Song by Bing Crosby

from the album Blue Skies
- B-side: "Getting Nowhere"
- Released: 1946
- Recorded: July 18, 1946
- Genre: Easy listening, pop
- Label: Decca
- Songwriter: Irving Berlin

= You Keep Coming Back Like a Song =

"You Keep Coming Back Like a Song" is a popular song written by Irving Berlin for the 1946 film Blue Skies, where it was introduced by Bing Crosby. The song was nominated for "Best Song" in 1946 but lost out to "On the Atchison, Topeka and the Santa Fe". Dinah Shore's version was biggest in the US reaching the No. 5 spot, while Crosby's version (recorded July 18, 1946) peaked at No. 12. Jo Stafford also had chart success with it and her version achieved the No.11 position.
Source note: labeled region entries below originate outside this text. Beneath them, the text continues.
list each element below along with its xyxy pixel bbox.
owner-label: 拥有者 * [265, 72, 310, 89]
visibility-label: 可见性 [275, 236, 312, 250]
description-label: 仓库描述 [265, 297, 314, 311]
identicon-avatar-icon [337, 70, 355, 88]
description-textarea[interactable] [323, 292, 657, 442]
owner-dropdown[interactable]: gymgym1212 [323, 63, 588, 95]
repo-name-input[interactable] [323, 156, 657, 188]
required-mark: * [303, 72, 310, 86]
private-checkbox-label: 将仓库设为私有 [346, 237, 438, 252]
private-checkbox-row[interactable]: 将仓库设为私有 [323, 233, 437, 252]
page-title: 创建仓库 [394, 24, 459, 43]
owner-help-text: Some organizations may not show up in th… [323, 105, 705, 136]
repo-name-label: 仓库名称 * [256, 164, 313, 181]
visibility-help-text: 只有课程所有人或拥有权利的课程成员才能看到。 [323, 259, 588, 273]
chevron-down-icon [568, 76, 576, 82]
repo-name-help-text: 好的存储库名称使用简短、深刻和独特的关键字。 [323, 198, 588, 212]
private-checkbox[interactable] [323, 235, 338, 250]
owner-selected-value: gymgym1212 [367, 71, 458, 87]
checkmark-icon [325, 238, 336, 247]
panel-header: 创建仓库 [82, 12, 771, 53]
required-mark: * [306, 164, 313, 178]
== Other notable recordings ==
- Georgia Gibbs - originally recorded in 1946 and later included in her album "Her Nibs!! Miss Georgia Gibbs"
- Ella Fitzgerald - Ella Fitzgerald Sings the Irving Berlin Songbook (1958)
- Red Garland recorded it for his 1969 album Red Garland Revisited! (Prestige).
- Maude Maggart included the song in her 2005 album "Maude Maggart Sings Irving Berlin".